Madison Keys may possess one of the biggest games in women's tennis, but she admits that the power-packed men's game at Wimbledon leaves her cold.
The 10th seeded American made the third round with a 6-4, 6-3 win over Thailand's Luksika Kumkhum on Wednesday.
So far, the 23-year-old's serve has been clocked at 115 mph (185km/h), seventh fastest in the women's singles with Venus Williams leading the way on 123mph (197km/h).
They are a long way behind Milos Raonic, the serve king of the men's event, who hit a top speed of 147 mph (236.5km/h) on Wednesday.
The Canadian has also fired 52 aces in three rounds. However, they are the kind of statistics which don't impress Keys.
“I'm going to be totally honest with you: I find it kind of boring, sorry,” she said.
“Just because it seems like they just hit like 312 aces a match, and, I'm, like, Wow that's a good serve.
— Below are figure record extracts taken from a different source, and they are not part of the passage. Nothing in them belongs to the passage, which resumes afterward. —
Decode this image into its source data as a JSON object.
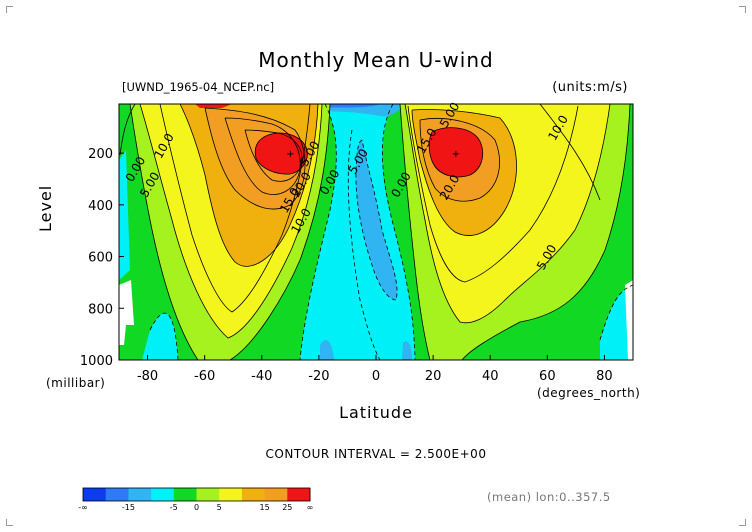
{
  "title": "Monthly Mean U-wind",
  "file_label": "[UWND_1965-04_NCEP.nc]",
  "units_label": "(units:m/s)",
  "y_axis_label": "Level",
  "y_axis_unit": "(millibar)",
  "x_axis_label": "Latitude",
  "x_axis_unit": "(degrees_north)",
  "contour_interval_text": "CONTOUR INTERVAL = 2.500E+00",
  "mean_text": "(mean) lon:0..357.5",
  "colors": {
    "c1": "#0b3cf0",
    "c2": "#2f7af5",
    "c3": "#30b4f2",
    "c4": "#00f0f8",
    "c5": "#10d823",
    "c6": "#a6f21f",
    "c7": "#f5f51e",
    "c8": "#f0b00e",
    "c9": "#f29e23",
    "c10": "#f01414"
  },
  "chart_data": {
    "type": "heatmap",
    "title": "Monthly Mean U-wind",
    "xlabel": "Latitude",
    "ylabel": "Level",
    "x_ticks": [
      "-80",
      "-60",
      "-40",
      "-20",
      "0",
      "20",
      "40",
      "60",
      "80"
    ],
    "y_ticks": [
      "200",
      "400",
      "600",
      "800",
      "1000"
    ],
    "xlim": [
      -90,
      90
    ],
    "ylim": [
      1000,
      10
    ],
    "contour_interval": 2.5,
    "contour_labels": [
      {
        "text": "10.0",
        "lat": -73,
        "lev": 180
      },
      {
        "text": "0.00",
        "lat": -83,
        "lev": 270
      },
      {
        "text": "5.00",
        "lat": -78,
        "lev": 330
      },
      {
        "text": "15.0",
        "lat": -29,
        "lev": 390
      },
      {
        "text": "20.0",
        "lat": -25,
        "lev": 330
      },
      {
        "text": "10.0",
        "lat": -25,
        "lev": 470
      },
      {
        "text": "5.00",
        "lat": -22,
        "lev": 210
      },
      {
        "text": "0.00",
        "lat": -15,
        "lev": 320
      },
      {
        "text": "5.00",
        "lat": -5,
        "lev": 240
      },
      {
        "text": "0.00",
        "lat": 10,
        "lev": 330
      },
      {
        "text": "5.00",
        "lat": 27,
        "lev": 60
      },
      {
        "text": "15.0",
        "lat": 19,
        "lev": 160
      },
      {
        "text": "20.0",
        "lat": 27,
        "lev": 340
      },
      {
        "text": "10.0",
        "lat": 65,
        "lev": 110
      },
      {
        "text": "5.00",
        "lat": 61,
        "lev": 610
      }
    ],
    "jet_maxima": [
      {
        "lat": -30,
        "lev": 200,
        "value": 27.5
      },
      {
        "lat": 28,
        "lev": 200,
        "value": 27.5
      }
    ],
    "legend": {
      "labels": [
        "-∞",
        "-15",
        "-5",
        "0",
        "5",
        "15",
        "25",
        "∞"
      ],
      "colors": [
        "#0b3cf0",
        "#2f7af5",
        "#30b4f2",
        "#00f0f8",
        "#10d823",
        "#a6f21f",
        "#f5f51e",
        "#f0b00e",
        "#f29e23",
        "#f01414"
      ]
    }
  }
}
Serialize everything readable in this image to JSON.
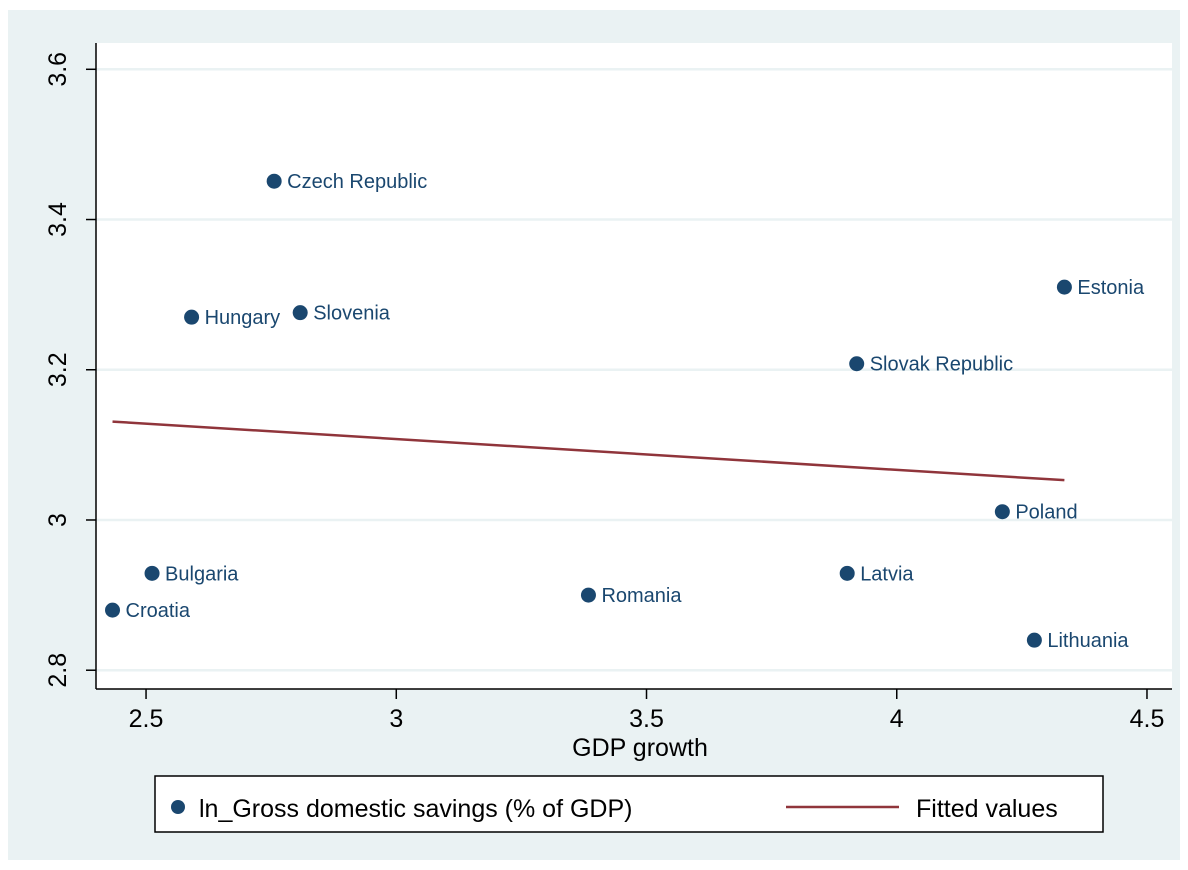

It's like 7-6 in the fifth and it's been like an hour and a half!”
Keys, the runner-up to close friend Sloane Stephens at the US Open last year, made the quarter-finals at Wimbledon in 2015 but was knocked out in the second round last year by Simona Halep.
That roller-coaster on grass sums up her relationship with a surface which fills just over a month of the tennis season between the European clay court swing and the US hard courts series.
Keys first played on a grass court as a 16-year-old at the Maureen Connolly Cup in Eastbourne before competing at junior Wimbledon.
“Everyone had told me I was going to love it and all that,” she said.
“But it definitely took some getting used to and I'm pretty sure I fell a lot the first couple times I was hitting on it.”
She is now just one of eight active women players to have won multiple grass court titles - at Eastbourne in 2014 and Birmingham two years later.
Outside of the Williams sisters, who have 12 Wimbledon titles between them, Keys is viewed as the next likely US champion at the All England Club.
“I think the biggest thing about grass is the bounce is just completely different,” said the powerful 5ft 10 (1.77m) player.
“You go from it being on clay where it usually is bouncing higher, and then all of a sudden the ball doesn't come up at all and you have to be a lot lower.
“It makes my legs a lot more sore. And I usually have my coach in my ear telling me to get lower a lot more pretty much after every ball.”